The Church is no longer privileged by our culture. In fact, its existence is barely acknowledged. And, while that does not feel good for many of us, it’s not necessarily a bad thing. We must adjust our expectations. We are on the cusp of what Bishop Douglas calls, “a New Missional Age.” We are being called to remember that the Church is a living body, and it has not always looked or lived the same way. It looked very different in the first century and in the tenth. The twentieth century Church, the church that many of us have known and loved our whole lives, is unraveling. AND the world needs the gospel message of hope and healing more than ever. It’s not easy to be confronted with the uncomfortable truth that the identity and the incarnation of the Church cannot be limited by our personal preferences, by what we think we know, or by what makes us feel good. As Bishop Douglas is fond of saying, “This is God’s Church, and God will have the Church God needs to carry out God’s mission of salvation.”
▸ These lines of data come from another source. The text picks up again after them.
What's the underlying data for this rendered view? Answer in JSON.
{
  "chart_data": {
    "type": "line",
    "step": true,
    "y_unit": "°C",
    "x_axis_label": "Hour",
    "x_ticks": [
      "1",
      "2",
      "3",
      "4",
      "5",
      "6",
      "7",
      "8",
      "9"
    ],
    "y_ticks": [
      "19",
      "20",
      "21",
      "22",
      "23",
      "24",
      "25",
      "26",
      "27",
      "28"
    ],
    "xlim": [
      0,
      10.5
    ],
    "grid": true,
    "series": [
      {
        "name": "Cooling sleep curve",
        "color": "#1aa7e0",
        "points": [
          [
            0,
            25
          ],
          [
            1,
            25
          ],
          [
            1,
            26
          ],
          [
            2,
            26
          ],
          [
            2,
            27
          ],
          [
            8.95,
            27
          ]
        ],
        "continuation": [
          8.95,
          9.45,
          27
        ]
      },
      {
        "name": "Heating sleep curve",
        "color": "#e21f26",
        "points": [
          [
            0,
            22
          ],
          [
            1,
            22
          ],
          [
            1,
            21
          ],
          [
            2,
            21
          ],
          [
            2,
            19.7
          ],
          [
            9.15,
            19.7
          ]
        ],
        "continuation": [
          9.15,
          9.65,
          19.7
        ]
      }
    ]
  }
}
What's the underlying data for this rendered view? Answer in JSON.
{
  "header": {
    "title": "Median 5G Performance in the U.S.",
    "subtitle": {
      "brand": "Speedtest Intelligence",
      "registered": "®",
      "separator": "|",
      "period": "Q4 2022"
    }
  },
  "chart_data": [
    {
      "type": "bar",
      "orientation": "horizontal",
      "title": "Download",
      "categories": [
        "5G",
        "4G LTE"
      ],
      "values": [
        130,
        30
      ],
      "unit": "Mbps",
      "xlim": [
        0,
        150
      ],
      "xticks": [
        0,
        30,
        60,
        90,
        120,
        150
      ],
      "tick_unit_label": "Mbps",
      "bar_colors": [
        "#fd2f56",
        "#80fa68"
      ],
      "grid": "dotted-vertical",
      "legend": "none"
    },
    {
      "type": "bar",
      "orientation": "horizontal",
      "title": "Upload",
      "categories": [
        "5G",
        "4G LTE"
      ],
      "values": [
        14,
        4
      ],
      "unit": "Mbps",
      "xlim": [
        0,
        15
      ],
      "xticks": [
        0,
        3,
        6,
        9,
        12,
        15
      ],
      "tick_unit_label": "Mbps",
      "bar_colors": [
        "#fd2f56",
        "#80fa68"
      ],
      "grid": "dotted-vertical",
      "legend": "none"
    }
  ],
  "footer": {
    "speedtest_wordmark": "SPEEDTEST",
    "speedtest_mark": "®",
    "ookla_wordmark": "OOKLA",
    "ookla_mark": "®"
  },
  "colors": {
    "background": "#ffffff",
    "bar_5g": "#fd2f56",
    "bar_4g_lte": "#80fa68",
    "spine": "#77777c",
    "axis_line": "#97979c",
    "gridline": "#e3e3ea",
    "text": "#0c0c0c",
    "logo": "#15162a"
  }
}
For decades, we have focused on building up our church – and maybe not so much for the sake of the gospel, maybe not for the purpose of healing the brokenness of the world, but maybe for the sake of the church itself. And now we’re being confronted with the reality that there is no program guaranteed to restore the church to the past many of us remember so fondly. It seems that we may have focused on the growth of the church at the expense of authentic discipleship. Maybe we wanted to grow the church to meet our expectations, to preserve what we have – so we could keep doing all the things we’ve been doing. The truth is that Jesus has called us not to a beautiful building, not to a convenient hour on Sunday morning, but to a transformational way of life. We are members of Christ’s body, invited by God, loved by God, equipped by God – not to save the Church or even to build up the Church – but to work with God to heal the world, a world whose brokenness has never been more obvious.

We have committed to follow Jesus, in whom we have been assured of an extraordinary outcome: new life, whole life, for all of creation. And, whether we like it or not, to follow Jesus is to be willing to give up life as we know it, not just once, but over and over again. God has not revealed everything to us. But God has revealed enough. We are in the hands of a saving God. We belong to Jesus. Death is real AND it is not the end. It is the way to new life. It does not make sense. It’s the message of resurrection, the message we have been called to proclaim, here and now, not only with our lips but in our lives.